The newest agents are the SGLT-2 inhibitors. This class of agents causes glucose wasting through the kidneys. Their effectiveness in older adults seems to be somewhat less than in younger adults. For older adults, the glucose lowering is in the 0.4% to 0.5% range, as compared to 1.0 to 1.5% for GLP-1 receptor agonists. SGLT-2 inhibitors are very similar to DPP-4 inhibitors in terms of their ability to lower A1c. Significant weight loss, in the range of 1 to 2 kilograms, has also been observed. Hypoglycemia risk is negligible; however, they do carry an increased risk of genitourinary tract infections in both men and women. SGLT-2 inhibitors also cause an osmotic diuresis, and this can cause some older adults to become hypotensive and dizzy.14

Table 2. Glycemic Goals for Older Adults
Organization/Guideline A1c Target
American Geriatrics Society 7.5%-8.0% 7.0%-7.5% 8.0%-9.0% General
Healthy/few comorbidities
Comorbidities/poor health
American Diabetes Association <7.5% <8.0% <8.5% Healthy
Complex/intermediate
Very complex/poor health
International Diabetes Federation 7.0%-7.5% 7.5%-8.0% Functionally independent
Functionally dependent

When it comes to setting glycemic targets for older adults, standards vary from one organization to the next.

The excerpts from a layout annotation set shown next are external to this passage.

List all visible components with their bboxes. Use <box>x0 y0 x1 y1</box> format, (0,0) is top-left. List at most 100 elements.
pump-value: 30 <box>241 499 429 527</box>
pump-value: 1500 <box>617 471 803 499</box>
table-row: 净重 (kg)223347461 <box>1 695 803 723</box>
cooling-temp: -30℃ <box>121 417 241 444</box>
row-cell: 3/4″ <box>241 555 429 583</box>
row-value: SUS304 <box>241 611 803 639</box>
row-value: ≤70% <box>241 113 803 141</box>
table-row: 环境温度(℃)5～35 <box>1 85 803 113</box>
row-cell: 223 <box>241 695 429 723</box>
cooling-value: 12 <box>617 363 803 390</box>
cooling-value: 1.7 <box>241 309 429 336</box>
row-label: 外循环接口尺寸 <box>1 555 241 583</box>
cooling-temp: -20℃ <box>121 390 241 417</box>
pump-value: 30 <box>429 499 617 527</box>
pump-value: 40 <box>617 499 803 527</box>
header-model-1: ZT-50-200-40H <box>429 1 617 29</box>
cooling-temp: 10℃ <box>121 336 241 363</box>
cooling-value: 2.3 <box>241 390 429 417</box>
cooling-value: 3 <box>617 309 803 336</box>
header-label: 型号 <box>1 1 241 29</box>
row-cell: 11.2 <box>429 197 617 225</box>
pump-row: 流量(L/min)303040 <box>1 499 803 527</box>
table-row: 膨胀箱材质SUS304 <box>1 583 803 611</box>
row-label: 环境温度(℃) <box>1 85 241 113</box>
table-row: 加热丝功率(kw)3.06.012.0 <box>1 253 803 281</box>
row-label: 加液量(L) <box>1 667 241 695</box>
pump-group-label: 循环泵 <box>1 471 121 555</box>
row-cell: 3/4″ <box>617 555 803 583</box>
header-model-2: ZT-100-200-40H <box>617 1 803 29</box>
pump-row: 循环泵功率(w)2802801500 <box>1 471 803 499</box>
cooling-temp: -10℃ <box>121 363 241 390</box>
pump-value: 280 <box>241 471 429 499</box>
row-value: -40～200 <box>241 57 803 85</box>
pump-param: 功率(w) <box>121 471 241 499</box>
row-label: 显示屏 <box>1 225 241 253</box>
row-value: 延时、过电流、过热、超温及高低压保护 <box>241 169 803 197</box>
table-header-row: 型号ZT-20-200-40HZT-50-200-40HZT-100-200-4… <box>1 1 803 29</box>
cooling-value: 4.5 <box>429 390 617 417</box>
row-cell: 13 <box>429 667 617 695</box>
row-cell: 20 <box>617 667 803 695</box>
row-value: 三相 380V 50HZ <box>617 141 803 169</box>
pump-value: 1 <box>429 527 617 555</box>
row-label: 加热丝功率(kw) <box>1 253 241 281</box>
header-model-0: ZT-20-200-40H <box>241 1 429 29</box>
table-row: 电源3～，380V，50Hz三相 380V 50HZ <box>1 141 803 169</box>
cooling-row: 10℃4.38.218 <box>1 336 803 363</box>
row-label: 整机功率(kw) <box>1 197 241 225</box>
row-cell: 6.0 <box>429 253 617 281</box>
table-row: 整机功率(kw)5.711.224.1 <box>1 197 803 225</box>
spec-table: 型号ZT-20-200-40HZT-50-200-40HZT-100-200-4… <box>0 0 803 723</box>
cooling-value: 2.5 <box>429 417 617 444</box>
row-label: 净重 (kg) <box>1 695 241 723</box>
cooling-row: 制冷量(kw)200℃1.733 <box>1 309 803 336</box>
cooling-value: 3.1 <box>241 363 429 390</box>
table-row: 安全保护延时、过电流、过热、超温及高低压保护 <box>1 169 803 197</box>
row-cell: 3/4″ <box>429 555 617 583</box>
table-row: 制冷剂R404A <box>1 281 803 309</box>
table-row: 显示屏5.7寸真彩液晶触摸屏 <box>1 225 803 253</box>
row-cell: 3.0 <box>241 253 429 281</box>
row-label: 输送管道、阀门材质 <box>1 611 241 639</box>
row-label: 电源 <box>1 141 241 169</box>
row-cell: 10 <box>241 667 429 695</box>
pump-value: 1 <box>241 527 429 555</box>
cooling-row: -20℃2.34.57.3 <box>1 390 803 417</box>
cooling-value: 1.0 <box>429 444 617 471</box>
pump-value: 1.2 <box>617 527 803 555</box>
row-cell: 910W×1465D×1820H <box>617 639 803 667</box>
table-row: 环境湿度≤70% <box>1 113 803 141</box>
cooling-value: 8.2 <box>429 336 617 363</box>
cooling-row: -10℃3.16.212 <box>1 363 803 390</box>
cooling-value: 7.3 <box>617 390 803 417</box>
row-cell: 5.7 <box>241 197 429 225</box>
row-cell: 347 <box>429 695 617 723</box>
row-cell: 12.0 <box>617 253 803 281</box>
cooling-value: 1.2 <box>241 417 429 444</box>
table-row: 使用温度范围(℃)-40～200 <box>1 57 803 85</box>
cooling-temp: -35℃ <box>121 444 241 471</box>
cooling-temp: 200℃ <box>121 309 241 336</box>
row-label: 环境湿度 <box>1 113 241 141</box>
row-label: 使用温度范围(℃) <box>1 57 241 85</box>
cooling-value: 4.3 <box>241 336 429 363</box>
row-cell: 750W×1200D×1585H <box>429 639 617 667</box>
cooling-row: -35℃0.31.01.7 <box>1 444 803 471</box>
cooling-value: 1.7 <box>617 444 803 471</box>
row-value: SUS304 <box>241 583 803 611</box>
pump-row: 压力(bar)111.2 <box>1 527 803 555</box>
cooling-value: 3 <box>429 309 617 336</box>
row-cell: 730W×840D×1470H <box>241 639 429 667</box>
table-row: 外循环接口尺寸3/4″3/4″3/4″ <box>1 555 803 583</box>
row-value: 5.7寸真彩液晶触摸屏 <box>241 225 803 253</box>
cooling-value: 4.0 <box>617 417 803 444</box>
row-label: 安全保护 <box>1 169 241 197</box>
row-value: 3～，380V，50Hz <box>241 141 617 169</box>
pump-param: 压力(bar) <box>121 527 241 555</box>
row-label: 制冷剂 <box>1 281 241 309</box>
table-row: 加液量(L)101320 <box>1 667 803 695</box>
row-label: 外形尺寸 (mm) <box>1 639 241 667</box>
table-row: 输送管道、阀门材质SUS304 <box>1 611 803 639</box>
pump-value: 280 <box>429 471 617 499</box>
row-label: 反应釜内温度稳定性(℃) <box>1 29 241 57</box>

As shown in the table above, the American Geriatrics Society (AGS) has the most liberal goals, compared to other organizations. The AGS guidelines state that an older adult with poor health and significant comorbidities should have an A1c goal of between 8% and 9%.15 Such lenient glycemic goals would have been heresy 10 years ago, but recent data indicate that older adults with multiple comorbidities are unlikely to benefit from aggressive treatment and may be harmed.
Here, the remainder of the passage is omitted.